Set Up for Failure: UK Prime-Minister Approaching Point of No Return
Be careful what you wish for. As UK Prime-Minister David Cameron bravely insists on pushing through far-reaching reforms of the EU labour market – doublespeak for introducing checks on the free movement of people across the union – his yet-to-be defined plans were unceremoniously shot down by a missile fired from Berlin.
German Chancellor Angela Merkel will have none of it and told Mr Cameron his island nation will be cast adrift should he persist in this plan. Mrs Merkel warned the prime-minister that he is perilously close to a “point of no return” which, once reached, will see Germany abandon its efforts to keep to UK in the European Union.
Besieged by Nigel Farage and his jolly band of isolationists, Prime-Minister Cameron is desperately looking for ways to curb immigration. One plan is to introduce an annual cap on the number of national insurance numbers issued to newcomers from EU member states. Another suggestion has the Home Office order the deportation of EU citizens who after three months have failed to secure a job in Britain and are unable to support themselves.
“While pretty much everything under the sun is debatable in Brussels – precisely one of Mr Farage’s many beefs – the four freedoms are not.”

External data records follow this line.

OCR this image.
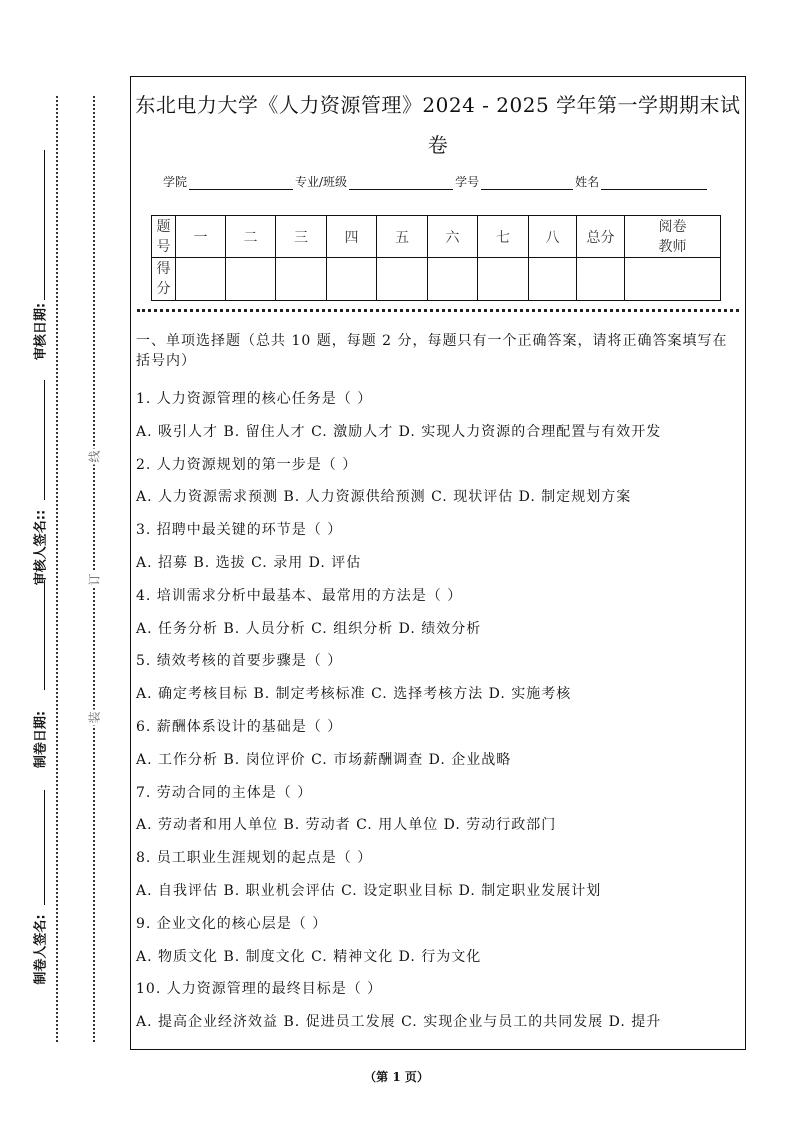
审核日期:
审核人签名::
制卷日期:
制卷人签名:
线
订
装
东北电力大学《人力资源管理》2024 - 2025 学年第一学期期末试
卷
学院	专业/班级	学号	姓名
题号	一	二	三	四	五	六	七	八	总分	阅卷教师
得分										
一、单项选择题（总共 10 题，每题 2 分，每题只有一个正确答案，请将正确答案填写在括号内）
1. 人力资源管理的核心任务是（ ）
A. 吸引人才 B. 留住人才 C. 激励人才 D. 实现人力资源的合理配置与有效开发
2. 人力资源规划的第一步是（ ）
A. 人力资源需求预测 B. 人力资源供给预测 C. 现状评估 D. 制定规划方案
3. 招聘中最关键的环节是（ ）
A. 招募 B. 选拔 C. 录用 D. 评估
4. 培训需求分析中最基本、最常用的方法是（ ）
A. 任务分析 B. 人员分析 C. 组织分析 D. 绩效分析
5. 绩效考核的首要步骤是（ ）
A. 确定考核目标 B. 制定考核标准 C. 选择考核方法 D. 实施考核
6. 薪酬体系设计的基础是（ ）
A. 工作分析 B. 岗位评价 C. 市场薪酬调查 D. 企业战略
7. 劳动合同的主体是（ ）
A. 劳动者和用人单位 B. 劳动者 C. 用人单位 D. 劳动行政部门
8. 员工职业生涯规划的起点是（ ）
A. 自我评估 B. 职业机会评估 C. 设定职业目标 D. 制定职业发展计划
9. 企业文化的核心层是（ ）
A. 物质文化 B. 制度文化 C. 精神文化 D. 行为文化
10. 人力资源管理的最终目标是（ ）
A. 提高企业经济效益 B. 促进员工发展 C. 实现企业与员工的共同发展 D. 提升
（第 1 页）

Not normally susceptible to reason based on hard facts, Mr Farage’s ongoing rant against the European Union – neatly delivered in, admittedly brilliant, one-liners – thoroughly misses the point. His prediction of December 2012 that millions of Bulgarians and Romanians would flock to Britain was widely off the mark. Last August, the Office for National Statistics tabulated just over 150,000 immigrants from both countries. Also, non-EU immigrants still outnumber union citizens established in Britain by a 2-to-1 ratio.

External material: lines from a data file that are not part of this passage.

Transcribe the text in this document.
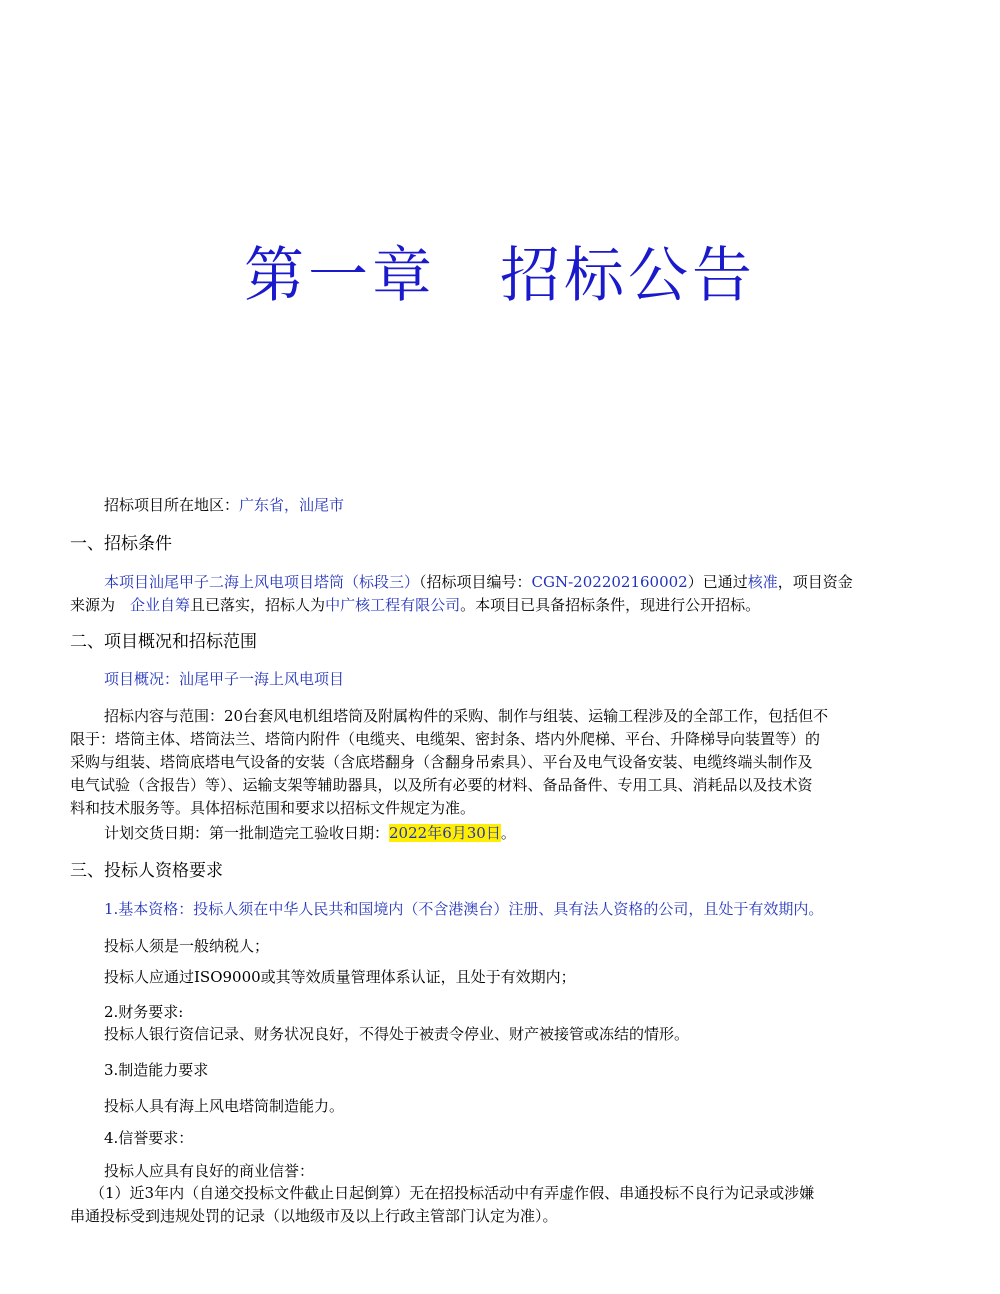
第一章　招标公告
招标项目所在地区：广东省，汕尾市
一、招标条件
本项目汕尾甲子二海上风电项目塔筒（标段三）（招标项目编号：CGN-202202160002）已通过核准，项目资金
来源为　 企业自筹且已落实，招标人为中广核工程有限公司。本项目已具备招标条件，现进行公开招标。
二、项目概况和招标范围
项目概况：汕尾甲子一海上风电项目
招标内容与范围：20台套风电机组塔筒及附属构件的采购、制作与组装、运输工程涉及的全部工作，包括但不
限于：塔筒主体、塔筒法兰、塔筒内附件（电缆夹、电缆架、密封条、塔内外爬梯、平台、升降梯导向装置等）的
采购与组装、塔筒底塔电气设备的安装（含底塔翻身（含翻身吊索具）、平台及电气设备安装、电缆终端头制作及
电气试验（含报告）等）、运输支架等辅助器具，以及所有必要的材料、备品备件、专用工具、消耗品以及技术资
料和技术服务等。具体招标范围和要求以招标文件规定为准。
计划交货日期：第一批制造完工验收日期：2022年6月30日。
三、投标人资格要求
1.基本资格：投标人须在中华人民共和国境内（不含港澳台）注册、具有法人资格的公司，且处于有效期内。
投标人须是一般纳税人；
投标人应通过ISO9000或其等效质量管理体系认证，且处于有效期内；
2.财务要求:
投标人银行资信记录、财务状况良好，不得处于被责令停业、财产被接管或冻结的情形。
3.制造能力要求
投标人具有海上风电塔筒制造能力。
4.信誉要求：
投标人应具有良好的商业信誉：
（1）近3年内（自递交投标文件截止日起倒算）无在招投标活动中有弄虚作假、串通投标不良行为记录或涉嫌
串通投标受到违规处罚的记录（以地级市及以上行政主管部门认定为准）。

Prime-Minister Cameron is now hemmed in between the rhetoric of Mr Farage and the iron will of Mrs Merkel. Small wonder he seeks to escape this less-than-enviable predicament. It’s a tall order. Whereas Mr Farage will not likely be swayed by reasoned arguing, Mrs Merkel adheres to a logic that bears no arguing at all.

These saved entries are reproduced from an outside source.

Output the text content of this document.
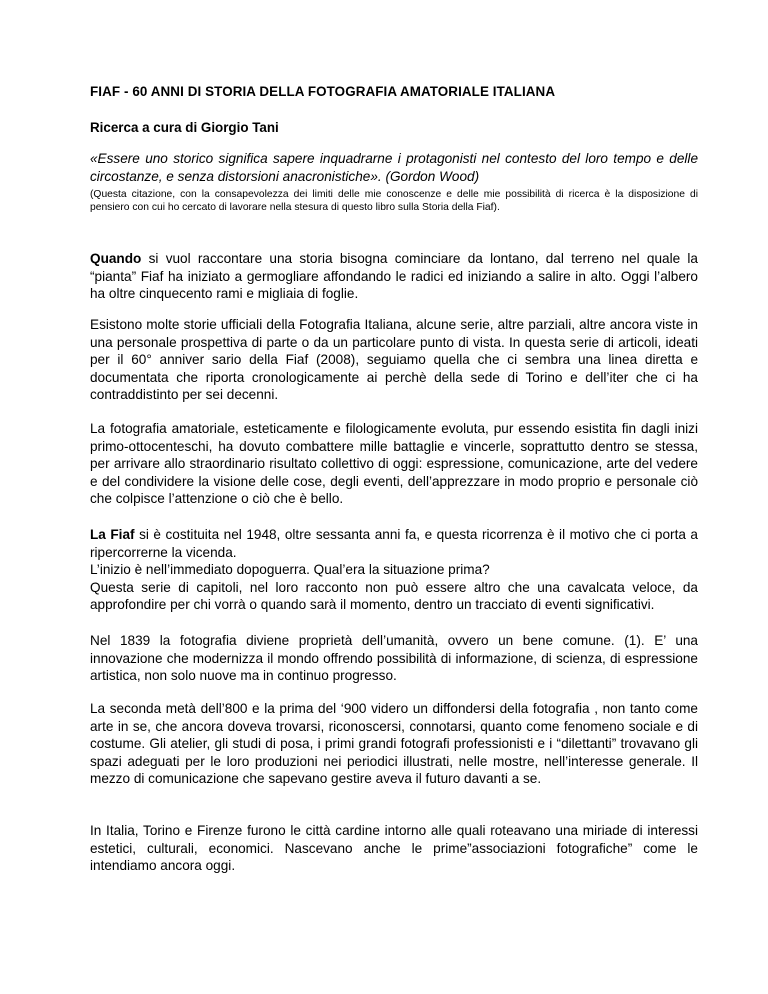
FIAF - 60 ANNI DI STORIA DELLA FOTOGRAFIA AMATORIALE ITALIANA
Ricerca a cura di Giorgio Tani
«Essere uno storico significa sapere inquadrarne i protagonisti nel contesto del loro tempo e delle circostanze, e senza distorsioni anacronistiche». (Gordon Wood)
(Questa citazione, con la consapevolezza dei limiti delle mie conoscenze e delle mie possibilità di ricerca è la disposizione di pensiero con cui ho cercato di lavorare nella stesura di questo libro sulla Storia della Fiaf).

Quando si vuol raccontare una storia bisogna cominciare da lontano, dal terreno nel quale la “pianta” Fiaf ha iniziato a germogliare affondando le radici ed iniziando a salire in alto. Oggi l’albero ha oltre cinquecento rami e migliaia di foglie.

Esistono molte storie ufficiali della Fotografia Italiana, alcune serie, altre parziali, altre ancora viste in una personale prospettiva di parte o da un particolare punto di vista. In questa serie di articoli, ideati per il 60° anniver sario della Fiaf (2008), seguiamo quella che ci sembra una linea diretta e documentata che riporta cronologicamente ai perchè della sede di Torino e dell’iter che ci ha contraddistinto per sei decenni.

La fotografia amatoriale, esteticamente e filologicamente evoluta, pur essendo esistita fin dagli inizi primo-ottocenteschi, ha dovuto combattere mille battaglie e vincerle, soprattutto dentro se stessa, per arrivare allo straordinario risultato collettivo di oggi: espressione, comunicazione, arte del vedere e del condividere la visione delle cose, degli eventi, dell’apprezzare in modo proprio e personale ciò che colpisce l’attenzione o ciò che è bello.

La Fiaf si è costituita nel 1948, oltre sessanta anni fa, e questa ricorrenza è il motivo che ci porta a ripercorrerne la vicenda.
L’inizio è nell’immediato dopoguerra. Qual’era la situazione prima?
Questa serie di capitoli, nel loro racconto non può essere altro che una cavalcata veloce, da approfondire per chi vorrà o quando sarà il momento, dentro un tracciato di eventi significativi.

Nel 1839 la fotografia diviene proprietà dell’umanità, ovvero un bene comune. (1). E’ una innovazione che modernizza il mondo offrendo possibilità di informazione, di scienza, di espressione artistica, non solo nuove ma in continuo progresso.

La seconda metà dell’800 e la prima del ‘900 videro un diffondersi della fotografia , non tanto come arte in se, che ancora doveva trovarsi, riconoscersi, connotarsi, quanto come fenomeno sociale e di costume. Gli atelier, gli studi di posa, i primi grandi fotografi professionisti e i “dilettanti” trovavano gli spazi adeguati per le loro produzioni nei periodici illustrati, nelle mostre, nell’interesse generale. Il mezzo di comunicazione che sapevano gestire aveva il futuro davanti a se.

In Italia, Torino e Firenze furono le città cardine intorno alle quali roteavano una miriade di interessi estetici, culturali, economici. Nascevano anche le prime”associazioni fotografiche” come le intendiamo ancora oggi.
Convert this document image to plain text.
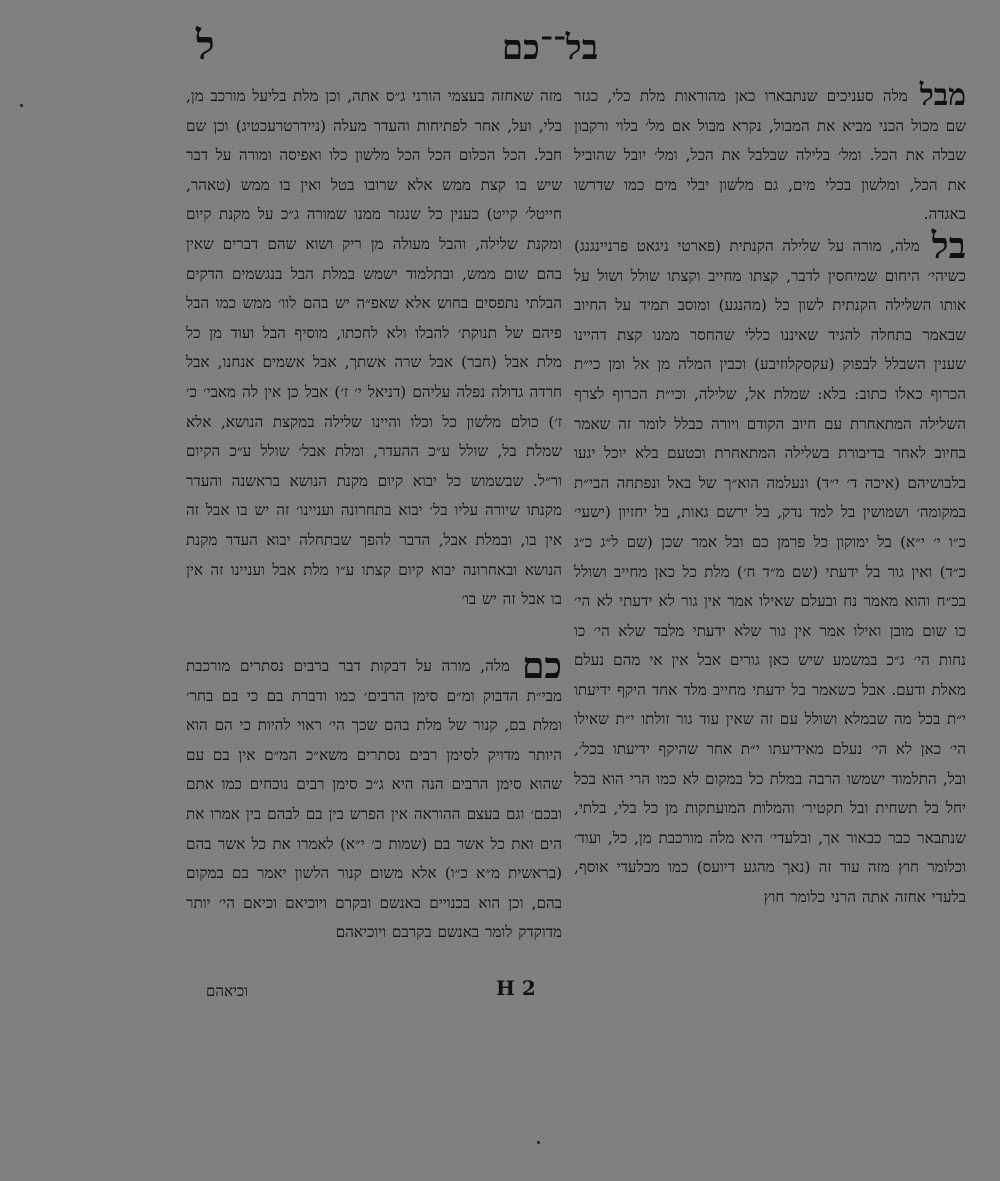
בל־־כם
ל

מבל
מלה סעניכים שנתבארו כאן מהוראות מלת כלי, כגזר שם מכול הכני מביא את המבול, נקרא מבול אם מל׳ בלוי ורקבון שבלה את הכל. ומל׳ בלילה שבלבל את הכל, ומל׳ יובל שהוביל את הכל, ומלשון בכלי מים, גם מלשון יבלי מים כמו שדרשו באגדה.

בל
מלה, מורה על שלילה הקנתית (פארטי ניגאט פרניינגנג) כשיהי׳ היחום שמיחסין לדבר, קצתו מחייב וקצתו שולל ושול על אותו השלילה הקנתית לשון כל (מהנגע) ומוסב תמיד על החיוב שבאמר בתחלה להגיד שאיננו כללי שהחסר ממנו קצת דהיינו שענין השבלל לבפוק (עקסקלוזיבע) וכבין המלה מן אל ומן כי״ת הכרוף כאלו כתוב: בלא: שמלת אל, שלילה, וכי״ת הכרוף לצרף השלילה המתאחרת עם חיוב הקודם ויורה כבלל לומר זה שאמר בחיוב לאחר בדיבורת בשלילה המתאחרת וכטעם בלא יוכל יגעו בלבושיהם (איכה ד׳ י״ד) ונעלמה הוא״ך של באל ונפתחה הבי״ת במקומה׳ ושמושין בל למד נדק, בל ירשם גאות, בל יחזיון (ישעי׳ כ״ו י׳ י״א) בל ימוקון כל פרמן כם ובל אמר שכן (שם ל״ג כ״ג כ״ד) ואין גור בל ידעתי (שם מ״ד ח׳) מלת כל כאן מחייב ושולל בכ״ח והוא מאמר נח ובעלם שאילו אמר אין גור לא ידעתי לא הי׳ כו שום מובן ואילו אמר אין גור שלא ידעתי מלבד שלא הי׳ כו נחות הי׳ ג״כ במשמע שיש כאן גורים אבל אין אי מהם נעלם מאלת ודעם. אבל כשאמר בל ידעתי מחייב מלד אחד היקף ידיעתו י״ת בכל מה שבמלא ושולל עם זה שאין עוד גור זולתו י״ת שאילו הי׳ כאן לא הי׳ נעלם מאידיעתו י״ת אחר שהיקף ידיעתו בכל׳, ובל, התלמוד ישמשו הרבה במלת כל במקום לא כמו הרי הוא בכל יחל בל תשחית ובל תקטיר׳ והמלות המועתקות מן כל בלי, בלתי, שנתבאר כבר כבאור אך, ובלעדי׳ היא מלה מורכבת מן, כל, ועוד׳ וכלומר חוץ מזה עוד זה (נאך מהגע דיועס) כמו מבלעדי אוסף, בלעדי אחזה אתה הרני כלומר חוץ

מזה שאחזה בעצמי הורני ג״ס אתה, וכן מלת בליעל מורכב מן, בלי, ועל, אחר לפתיחות והעדר מעלה (ניידרטרעכטיג) וכן שם חבל. הכל הכלום הכל הכל מלשון כלו ואפיסה ומורה על דבר שיש בו קצת ממש אלא שרובו בטל ואין בו ממש (טאהר, חייטל׳ קייט) כענין כל שנגזר ממנו שמורה ג״כ על מקנת קיום ומקנת שלילה, והבל מעולה מן ריק ושוא שהם דברים שאין בהם שום ממש, ובתלמוד ישמש במלת הבל בנגשמים הדקים הבלתי נתפסים בחוש אלא שאפ״ה יש בהם לוו׳ ממש כמו הבל פיהם של תנוקת׳ להבלו ולא לחכתו, מוסיף הבל ועוד מן כל מלת אבל (חבר) אבל שרה אשתך, אבל אשמים אנחנו, אבל חרדה גדולה נפלה עליהם (דניאל י׳ ז׳) אבל כן אין לה מאבי׳ כ׳ ז׳) כולם מלשון כל וכלו והיינו שלילה במקצת הנושא, אלא שמלת בל, שולל ע״כ ההעדר, ומלת אבל׳ שולל ע״כ הקיום ור״ל. שבשמוש כל יבוא קיום מקנת הנושא בראשנה והעדר מקנתו שיורה עליו בל׳ יבוא בתחרונה ועניינו׳ זה יש בו אבל זה אין בו, ובמלת אבל, הדבר להפך שבתחלה יבוא העדר מקנת הנושא ובאחרונה יבוא קיום קצתו ע״ו מלת אבל ועניינו זה אין בו אבל זה יש בו׳

כם
מלה, מורה על דבקות דבר ברבים נסתרים מורכבת מבי״ת הדבוק ומ״ם סימן הרבים׳ כמו ודברת בם כי בם בחר׳ ומלת בם, קנור של מלת בהם שכך הי׳ ראוי להיות כי הם הוא היותר מדויק לסימן רבים נסתרים משא״כ המ״ם אין בם עם שהוא סימן הרבים הנה היא ג״כ סימן רבים נוכחים כמו אתם ובכם׳ וגם בעצם ההוראה אין הפרש בין בם לבהם בין אמרו את הים ואת כל אשר בם (שמות כ׳ י״א) לאמרו את כל אשר בהם (בראשית מ״א כ״ו) אלא משום קנור הלשון יאמר בם במקום בהם, וכן הוא בכנויים באנשם ובקרם ויוכיאם וכיאם הי׳ יותר מדוקדק לומר באנשם בקרבם ויוכיאהם

H 2
וכיאהם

At its core, the European Union is built around four basic freedoms: The free movement of people, goods, services, and capital. Together, these four freedoms constitute the bedrock on which the EU’s edifice was erected. When the Swiss recently attempted to limit the free movement of people, they were brusquely told by Brussels to either conform or get lost. Switzerland may not be a full member of the EU, the country did sign an association treaty that commits it to following EU legislation.
While pretty much everything under the sun is debatable in Brussels – precisely one of Mr Farage’s many beefs – the four freedoms are not. To question them is akin to expressing doubt on the Pope’s allegiance to the Mother Church. German Chancellor Merkel just reminded Mr Cameron of that plain and simple fact.
The interesting bit is that the quandary is, in fact, not half as bad as it would seem at first glance. Under current EU rules, no country is required to offer social benefits to citizens of other member states who are unable to support themselves and have only recently arrived. The rules clearly state that immigrants are not to burden the host country’s social services in any way. Full entitlement is only gained after a presence of five years, during which time the immigrant will presumably have paid taxes and contributed to whatever social programmes are offered.
While restricting access to the UK labour market remains a no-go area and deporting EU citizens is simply impossible, there is not a single impediment to the UK denying recent arrivals welfare benefits. There is simply no obligation whatsoever to provide newcomers with council housing or any other form of social assistance.
Then again, this brewing storm in the proverbial teacup is not at all about Mr Farage or the EU as much as it is about the phenomenal ineptitude of Prime-Minister Cameron. While he may deserve some credit for keeping Scotland in the UK, Mr Cameron does not seem overly talented in the art of brinkmanship.
By shouting from the rooftops that he will not pay the country’s EU dues, all the while knowing there is no way out, Mr Cameron sets himself up for failure. By stating that he will curb immigration from other EU member states, Mr Cameron places a bomb under the EU. He should not be surprised that others will promptly defuse it and tell him to quit being subversive.
Some battles need not be fought. The UK is perfectly able to limit the fallout from increased numbers of EU immigrants without running afoul of EU legislation. The country should perhaps also pay its EU bills for, curiously enough, the extra €2.1bn the UK is expected to pay is the result of Britain’s own revised statistical procedures. By the way, nobody asked or required the UK to review the way it handles economic data.